Optical Bench Testing

In order to understand how an optical element is affecting performance of an optical system it is necessary to measure optical quality (wavefront aberration) of the element. We developed a high resolution Shack-Hartmann wavefront sensor to measure various optical components including ophthalmic lenses such as contact lenses and intraocular lenses.

  1. High Resolution Shack-Hartmann Wavefront Sensor
  2. Measuring Customized Soft Contact Lenses
  3. Measuring Intraocular Lenses And The Impact of Corneal Aberrations Using Adaptive Optics

1. High resolution Shack-Hartmann wavefront sensor

We have designed a high resolution Shack-Hartmann wavefront sensor to characterize the aberrations for both contact lenses and IOLs.


Figure 1: A schematic diagram of the Shack-Hartmann wavefront sensor, illustrating both the contact lens and IOL measurement arms.

A schematic diagram is shown in the above figure for the layout of our high resolution wavefront sensor. The sensor mainly includes wet cells containing either a soft contact lens or an IOL and a high resolution lenslets array. The soft contact lens was immersed in saline solution to prevent lens dehydration and deformation. The IOL was also placed in saline solution to mimic the conditions that the lens would encounter in a living eye.

2. Measuring Customized Soft Contact Lenses

The Yoon lab has been working to develop customized soft contact lenses (CSCL) containing irregular surface profiles. These lenses may be considered a practical, non-surgical correction method to compensate for the eyes' higher order wavefront aberrations (HOA). Conventional methods for measuring contact lens power, such as lensometry, cannot evaluate the HOA generated by the irregular surface profile. We have been reliably measuring the HOA in these custom contact lenses using the high resolution wavefront sensor. Because of the smaller refractive index difference between the soft contact lens (nlens) and lens solution (nsolution) than between the contact lens and air, the measured wavefront (Wwater) will be less than the lens generated aberrations in air. By multiplying the measured wavefront (Wwater) with a conversion factor (CF), the lens generated aberrations in air can be calculated. The conversion factor (CF) can be calculated according to the following equation.

Based on this method, customized soft contact lenses were measured. The figure below illustrates the designed and the measured values for a customized soft contact lens (lens aberrations have been converted to the aberrations in air). The designed and measured aberrations for the lens correlate well.


Figure 2: Designed and measured wavefront aberrations for a customized soft contact lens.
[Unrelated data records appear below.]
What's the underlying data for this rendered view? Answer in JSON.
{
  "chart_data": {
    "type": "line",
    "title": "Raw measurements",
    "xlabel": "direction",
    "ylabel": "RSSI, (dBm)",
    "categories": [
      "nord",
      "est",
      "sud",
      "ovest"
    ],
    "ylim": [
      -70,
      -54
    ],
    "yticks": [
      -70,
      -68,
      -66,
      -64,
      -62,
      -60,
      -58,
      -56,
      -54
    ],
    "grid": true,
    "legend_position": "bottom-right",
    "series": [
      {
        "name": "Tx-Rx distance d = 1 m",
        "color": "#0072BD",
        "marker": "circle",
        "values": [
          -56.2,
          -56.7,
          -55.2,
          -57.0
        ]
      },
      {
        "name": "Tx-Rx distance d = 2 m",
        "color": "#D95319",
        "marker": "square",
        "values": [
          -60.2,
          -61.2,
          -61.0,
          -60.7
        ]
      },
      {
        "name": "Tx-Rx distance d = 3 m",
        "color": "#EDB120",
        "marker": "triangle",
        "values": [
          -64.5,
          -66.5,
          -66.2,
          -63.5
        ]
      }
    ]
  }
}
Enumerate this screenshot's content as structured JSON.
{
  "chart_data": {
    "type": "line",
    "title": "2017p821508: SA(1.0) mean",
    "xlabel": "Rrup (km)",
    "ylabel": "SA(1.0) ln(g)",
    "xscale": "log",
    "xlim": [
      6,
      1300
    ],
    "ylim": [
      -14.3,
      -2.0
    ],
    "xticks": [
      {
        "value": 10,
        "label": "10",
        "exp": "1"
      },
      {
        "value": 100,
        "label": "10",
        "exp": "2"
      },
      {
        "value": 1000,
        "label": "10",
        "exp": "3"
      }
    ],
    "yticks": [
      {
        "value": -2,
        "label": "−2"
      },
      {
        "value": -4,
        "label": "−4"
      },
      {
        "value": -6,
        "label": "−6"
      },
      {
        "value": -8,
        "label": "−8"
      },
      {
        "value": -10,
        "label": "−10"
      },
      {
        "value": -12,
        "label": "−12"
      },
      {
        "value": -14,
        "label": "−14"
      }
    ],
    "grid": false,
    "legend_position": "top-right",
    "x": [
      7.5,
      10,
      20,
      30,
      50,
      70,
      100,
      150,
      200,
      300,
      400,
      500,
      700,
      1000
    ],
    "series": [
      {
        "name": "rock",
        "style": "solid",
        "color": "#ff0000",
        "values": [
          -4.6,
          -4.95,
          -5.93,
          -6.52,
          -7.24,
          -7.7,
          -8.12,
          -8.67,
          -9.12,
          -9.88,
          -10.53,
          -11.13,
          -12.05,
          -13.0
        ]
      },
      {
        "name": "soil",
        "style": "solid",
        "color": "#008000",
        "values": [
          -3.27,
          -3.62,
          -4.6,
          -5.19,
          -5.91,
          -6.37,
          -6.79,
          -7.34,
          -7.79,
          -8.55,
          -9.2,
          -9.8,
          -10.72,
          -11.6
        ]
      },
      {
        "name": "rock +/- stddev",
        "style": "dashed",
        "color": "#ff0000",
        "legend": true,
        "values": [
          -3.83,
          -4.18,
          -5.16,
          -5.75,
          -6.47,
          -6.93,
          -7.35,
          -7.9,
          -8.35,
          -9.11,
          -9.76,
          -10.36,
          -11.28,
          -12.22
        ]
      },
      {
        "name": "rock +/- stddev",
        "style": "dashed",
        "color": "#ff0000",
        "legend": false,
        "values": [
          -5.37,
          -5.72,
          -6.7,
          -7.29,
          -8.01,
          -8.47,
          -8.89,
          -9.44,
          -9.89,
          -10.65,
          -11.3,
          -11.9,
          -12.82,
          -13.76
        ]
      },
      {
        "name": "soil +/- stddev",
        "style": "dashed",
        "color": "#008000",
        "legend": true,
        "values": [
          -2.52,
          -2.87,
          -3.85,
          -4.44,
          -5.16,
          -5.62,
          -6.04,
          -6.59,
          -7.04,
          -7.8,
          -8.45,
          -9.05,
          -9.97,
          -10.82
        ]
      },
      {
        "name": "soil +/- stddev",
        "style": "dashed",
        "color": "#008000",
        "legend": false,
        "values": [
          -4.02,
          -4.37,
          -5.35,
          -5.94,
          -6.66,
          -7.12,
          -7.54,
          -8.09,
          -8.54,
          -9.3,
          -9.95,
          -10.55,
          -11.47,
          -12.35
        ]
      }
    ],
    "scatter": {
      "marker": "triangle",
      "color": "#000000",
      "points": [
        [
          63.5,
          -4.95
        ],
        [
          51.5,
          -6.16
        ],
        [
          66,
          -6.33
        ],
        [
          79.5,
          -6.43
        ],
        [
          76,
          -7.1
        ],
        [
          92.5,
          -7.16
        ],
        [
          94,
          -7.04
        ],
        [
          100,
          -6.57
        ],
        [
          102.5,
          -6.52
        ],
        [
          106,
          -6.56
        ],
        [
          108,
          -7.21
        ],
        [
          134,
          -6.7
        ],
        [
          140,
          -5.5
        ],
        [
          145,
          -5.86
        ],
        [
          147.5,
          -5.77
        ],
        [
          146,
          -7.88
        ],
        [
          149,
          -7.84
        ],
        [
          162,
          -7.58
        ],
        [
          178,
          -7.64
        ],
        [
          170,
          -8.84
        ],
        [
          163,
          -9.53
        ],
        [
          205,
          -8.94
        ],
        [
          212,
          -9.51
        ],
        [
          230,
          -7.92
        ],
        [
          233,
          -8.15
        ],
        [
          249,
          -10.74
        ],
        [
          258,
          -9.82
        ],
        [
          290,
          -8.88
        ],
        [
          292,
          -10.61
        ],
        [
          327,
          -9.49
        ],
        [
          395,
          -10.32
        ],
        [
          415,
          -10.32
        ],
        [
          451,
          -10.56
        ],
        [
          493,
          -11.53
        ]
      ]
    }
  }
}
3. Measuring Intraocular Lenses

An optical bench test system has been developed for the complete characterization of monofocal and premium IOLs. This method combines adaptive optics with a system to measure the point-spread function and capture images of a resolution target.


Figure 3: A schematic diagram of the adaptive optics IOL optical bench system, which combines a Shack-Hartmann wavefront sensor, with an arm to directly measure through-focus image quality in the presence of corneal aberrations induced with the deformable mirror. (Zheleznyak et al. JCRS, 2012)

Figure 4 shows an example image of the lenslet for the spot pattern of a premium IOL, the Crystalens HD from Bausch & Lomb. The 5 mm clear aperture of this IOL is sampled with a resolution of 66.7 ┬Ám. This results in over 6,000 data points for a 5 mm pupil. Typical commercial wavefront sensors have approximately 5x less resolution.


Figure 4: Lenslet array spot pattern for the high-resolution Shack-Hartmann wavefront sensor as viewed measuring a premium IOL (Crystalens HD, Bausch & Lomb). (Kim et al. JCRS, 2011)

The figure below shows captured images of a resolution target through focus of the multifocal ReSTOR 3D, Tecnis diffractive multifocal lens and a standard monofocal design:


Figure 5: Images of a 1951 USAF resolution target, through a monofocal, ReSTOR 3D multifocal and Tecnis diffractive multifocal IOL in a model eye, through focus: far (left) to near (right).

These lenses provide good image quality, but each lens differs in what it is trying to optimize with its corrections. The monofocal lens has good far image quality and a relatively short depth of focus, whereas the ReSTOR 3D and Tecnis diffractive sacrifice far image quality for extended depth of focus. We also have found the corneal astigmatism has a significant impact on depth of focus. Furthermore, although multifocal IOLs have a significantly larger depth of focus as compared to monofocal IOLs, this advantage is diminished in the presence of more than 0.75D of corneal astigmatism.

It is the goal of the work to further optimize multifocal lens designs using various amounts of higher order spherical aberrations and possible other aberrations in order to maximize the image quality and depth of focus for patients suffering from presbyopia and not wanting to rely on glasses or contacts to improve their vision.

The optical bench test system is a useful tool for the measurement of optical elements. It is the goal of the Yoon lab to perfect not only the wavefront sensor for more accurate and repeatable measurements but also to improve upon current corrective lens technologies to further advance visual quality and care.